Tables, stored procedures and DAV collections may be added to a transactional publication. When a table is added, triggers are created for capturing changes to the table. When a procedure is added, all calls to this procedure will be recorded in the publication's log and the same procedure will be called on the subscriber. When a procedure is published in this manner, actions performed inside the procedure are not themselves recorded even if they touch on items that are part of a publication. It is assumed that the procedure on the subscriber will produce the equivalent effect. When a DAV collection is published, operations on direct and indirect members of the collection are logged into the publication's log. When this is replayed on the subscriber, the operations are repeated on like-named DAV resources, creating collections and resources as needed.

When a table or procedure is added to a publication, the creating statement is added also, so that the subscribers come to create the table or procedure before receiving any replication operations on said table or procedure. Also when the table or procedure is altered, the altering statements are added to the publication so s to be reflected on all subscribers. This can be overridden for procedures, since in some cases it is desirable to have a different definition on the subscriber. Table constraints are also replicated, except for foreign key constraints with tables outside the publication, since these would not be meaningful on the subscriber, as there is no knowledge on what tables may exist there outside of the ones in the publication. Changes to schema on subscribers are never replicated to the publisher, even if we had bidirectional replication. Identity and timestamp columns are replicated so that the values on the subscriber are assigned by the publisher.
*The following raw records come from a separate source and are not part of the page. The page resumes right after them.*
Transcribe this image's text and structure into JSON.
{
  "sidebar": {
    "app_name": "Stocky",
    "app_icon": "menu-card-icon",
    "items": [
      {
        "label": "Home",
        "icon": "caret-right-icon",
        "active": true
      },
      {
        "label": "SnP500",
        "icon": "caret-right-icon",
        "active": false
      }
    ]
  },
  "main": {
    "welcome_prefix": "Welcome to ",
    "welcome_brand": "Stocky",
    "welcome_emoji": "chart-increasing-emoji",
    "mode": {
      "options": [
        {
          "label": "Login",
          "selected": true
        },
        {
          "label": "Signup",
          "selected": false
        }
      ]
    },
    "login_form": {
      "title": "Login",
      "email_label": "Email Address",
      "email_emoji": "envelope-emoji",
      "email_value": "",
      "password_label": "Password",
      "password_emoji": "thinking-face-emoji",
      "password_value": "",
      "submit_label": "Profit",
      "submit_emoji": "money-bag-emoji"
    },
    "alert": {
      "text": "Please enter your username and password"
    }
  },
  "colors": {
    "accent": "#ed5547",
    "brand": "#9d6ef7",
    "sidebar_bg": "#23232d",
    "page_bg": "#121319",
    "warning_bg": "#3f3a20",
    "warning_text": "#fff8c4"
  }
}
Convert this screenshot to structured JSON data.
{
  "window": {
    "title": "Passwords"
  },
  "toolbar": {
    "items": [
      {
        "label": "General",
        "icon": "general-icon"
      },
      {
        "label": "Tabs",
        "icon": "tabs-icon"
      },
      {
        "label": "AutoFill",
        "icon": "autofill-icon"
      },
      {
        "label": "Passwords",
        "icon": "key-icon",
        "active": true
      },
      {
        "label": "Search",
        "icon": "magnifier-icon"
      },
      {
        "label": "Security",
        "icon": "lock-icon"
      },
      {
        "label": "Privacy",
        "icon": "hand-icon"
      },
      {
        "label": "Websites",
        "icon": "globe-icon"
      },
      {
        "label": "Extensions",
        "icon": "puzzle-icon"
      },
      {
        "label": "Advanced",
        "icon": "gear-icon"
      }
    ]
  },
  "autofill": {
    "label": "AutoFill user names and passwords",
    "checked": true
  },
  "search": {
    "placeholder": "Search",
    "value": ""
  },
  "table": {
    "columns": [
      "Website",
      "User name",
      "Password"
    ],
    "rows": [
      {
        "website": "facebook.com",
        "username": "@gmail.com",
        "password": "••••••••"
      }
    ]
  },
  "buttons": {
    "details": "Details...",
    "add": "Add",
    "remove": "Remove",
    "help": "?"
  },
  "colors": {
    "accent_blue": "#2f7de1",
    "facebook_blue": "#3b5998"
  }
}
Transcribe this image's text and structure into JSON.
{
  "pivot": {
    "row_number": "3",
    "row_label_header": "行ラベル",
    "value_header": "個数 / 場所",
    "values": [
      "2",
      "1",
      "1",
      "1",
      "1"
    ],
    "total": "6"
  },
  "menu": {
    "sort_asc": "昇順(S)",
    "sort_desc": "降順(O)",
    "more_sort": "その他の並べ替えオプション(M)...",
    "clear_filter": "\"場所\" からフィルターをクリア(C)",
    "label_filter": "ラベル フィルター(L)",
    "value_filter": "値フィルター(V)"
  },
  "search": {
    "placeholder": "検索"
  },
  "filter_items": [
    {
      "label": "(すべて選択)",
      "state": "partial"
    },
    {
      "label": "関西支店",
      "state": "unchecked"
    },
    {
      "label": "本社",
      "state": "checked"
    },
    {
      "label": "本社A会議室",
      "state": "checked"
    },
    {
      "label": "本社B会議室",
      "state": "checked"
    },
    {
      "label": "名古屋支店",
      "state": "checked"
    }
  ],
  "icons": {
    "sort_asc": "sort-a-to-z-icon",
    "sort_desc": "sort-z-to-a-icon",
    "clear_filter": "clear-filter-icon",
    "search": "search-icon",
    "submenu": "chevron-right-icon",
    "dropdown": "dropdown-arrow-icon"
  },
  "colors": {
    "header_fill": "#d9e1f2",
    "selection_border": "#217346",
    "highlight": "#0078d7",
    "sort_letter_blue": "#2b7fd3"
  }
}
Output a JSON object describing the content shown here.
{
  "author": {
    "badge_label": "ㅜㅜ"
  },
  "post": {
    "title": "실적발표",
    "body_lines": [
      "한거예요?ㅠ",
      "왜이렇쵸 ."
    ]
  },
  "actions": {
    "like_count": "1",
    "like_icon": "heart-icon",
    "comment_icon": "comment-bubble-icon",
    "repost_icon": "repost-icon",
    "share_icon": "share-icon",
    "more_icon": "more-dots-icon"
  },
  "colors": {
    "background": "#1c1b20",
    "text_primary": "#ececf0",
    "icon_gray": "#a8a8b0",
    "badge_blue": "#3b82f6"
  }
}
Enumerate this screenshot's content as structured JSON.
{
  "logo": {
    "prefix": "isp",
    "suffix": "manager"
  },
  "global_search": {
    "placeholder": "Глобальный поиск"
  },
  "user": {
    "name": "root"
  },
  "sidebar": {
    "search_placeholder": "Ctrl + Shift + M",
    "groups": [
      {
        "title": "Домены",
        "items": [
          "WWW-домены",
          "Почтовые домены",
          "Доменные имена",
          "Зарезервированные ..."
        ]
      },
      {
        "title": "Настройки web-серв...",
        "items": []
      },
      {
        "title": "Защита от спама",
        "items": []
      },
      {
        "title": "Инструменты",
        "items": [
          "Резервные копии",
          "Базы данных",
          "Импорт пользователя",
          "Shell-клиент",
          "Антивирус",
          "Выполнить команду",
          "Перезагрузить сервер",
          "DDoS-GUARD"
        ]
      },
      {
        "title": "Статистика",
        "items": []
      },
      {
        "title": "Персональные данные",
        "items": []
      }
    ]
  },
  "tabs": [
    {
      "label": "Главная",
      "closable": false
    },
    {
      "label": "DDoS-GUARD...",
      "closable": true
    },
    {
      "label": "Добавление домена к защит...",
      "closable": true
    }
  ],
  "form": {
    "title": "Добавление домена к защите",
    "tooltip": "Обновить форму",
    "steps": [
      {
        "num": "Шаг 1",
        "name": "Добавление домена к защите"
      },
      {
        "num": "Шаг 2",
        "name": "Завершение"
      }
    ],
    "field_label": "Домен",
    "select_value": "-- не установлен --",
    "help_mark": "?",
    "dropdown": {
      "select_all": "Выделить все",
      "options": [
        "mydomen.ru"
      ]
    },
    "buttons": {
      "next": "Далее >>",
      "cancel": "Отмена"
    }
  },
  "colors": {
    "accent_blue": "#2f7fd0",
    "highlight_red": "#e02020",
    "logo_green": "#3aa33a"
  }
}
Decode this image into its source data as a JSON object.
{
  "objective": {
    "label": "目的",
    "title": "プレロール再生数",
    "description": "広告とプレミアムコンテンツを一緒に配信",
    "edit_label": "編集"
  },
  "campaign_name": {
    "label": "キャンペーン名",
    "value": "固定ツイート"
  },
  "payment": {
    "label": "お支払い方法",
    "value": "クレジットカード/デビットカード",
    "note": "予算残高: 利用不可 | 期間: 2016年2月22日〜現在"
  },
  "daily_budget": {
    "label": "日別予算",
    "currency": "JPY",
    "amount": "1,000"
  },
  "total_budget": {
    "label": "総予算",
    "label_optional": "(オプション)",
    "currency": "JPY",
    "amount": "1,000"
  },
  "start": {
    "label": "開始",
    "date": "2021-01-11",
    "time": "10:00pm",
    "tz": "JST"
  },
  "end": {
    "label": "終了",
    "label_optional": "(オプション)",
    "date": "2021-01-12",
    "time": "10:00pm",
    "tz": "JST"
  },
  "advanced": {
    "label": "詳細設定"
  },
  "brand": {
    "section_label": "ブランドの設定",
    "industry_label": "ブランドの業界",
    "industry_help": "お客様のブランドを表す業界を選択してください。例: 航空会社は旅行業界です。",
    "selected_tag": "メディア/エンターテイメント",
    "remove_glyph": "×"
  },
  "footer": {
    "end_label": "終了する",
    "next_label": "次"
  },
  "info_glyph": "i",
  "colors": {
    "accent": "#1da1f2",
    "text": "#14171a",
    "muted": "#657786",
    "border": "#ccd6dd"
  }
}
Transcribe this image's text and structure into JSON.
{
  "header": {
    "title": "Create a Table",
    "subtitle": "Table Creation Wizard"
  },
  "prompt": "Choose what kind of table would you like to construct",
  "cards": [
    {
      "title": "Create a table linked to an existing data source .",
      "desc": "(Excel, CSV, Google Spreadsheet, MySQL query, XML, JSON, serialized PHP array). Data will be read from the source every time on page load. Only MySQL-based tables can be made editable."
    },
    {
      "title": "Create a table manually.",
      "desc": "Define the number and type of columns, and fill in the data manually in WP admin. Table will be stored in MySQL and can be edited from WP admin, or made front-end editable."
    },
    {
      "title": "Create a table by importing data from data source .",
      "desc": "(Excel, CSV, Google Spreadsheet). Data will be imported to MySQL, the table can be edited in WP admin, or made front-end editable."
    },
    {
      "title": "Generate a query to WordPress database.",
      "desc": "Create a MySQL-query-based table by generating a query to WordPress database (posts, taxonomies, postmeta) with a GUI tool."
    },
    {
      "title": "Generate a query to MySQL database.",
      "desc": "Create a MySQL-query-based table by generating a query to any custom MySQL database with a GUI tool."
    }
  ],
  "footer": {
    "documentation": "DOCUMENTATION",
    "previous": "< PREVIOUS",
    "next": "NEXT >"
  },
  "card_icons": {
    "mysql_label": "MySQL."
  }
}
When a procedure is published, it is possible to specify whether the definitions, calls or both are replicated. Usually specifying both calls and definition is reasonable, sometimes only calls are to be replicated if the procedure intentionally has a different definition in the subscriber. This is useful for example when the subscriber gathers statistics or maintains a data warehouse where the storage schema is not identical with that of the publisher. Only procedures with input parameters can be replicated. The rationale is that replication is a one way stream and no return values, result sets or output parameters can be captured by either publisher or subscriber. Procedure calls cannot be replicated bidirectionally, these go from publisher to subscriber exclusively.

Even though replication can carry schema changes, it is in no way a means of keeping software installations in sync. Many schema elements such as triggers are not covered and a software upgrade is more complex than can be represented by replication alone.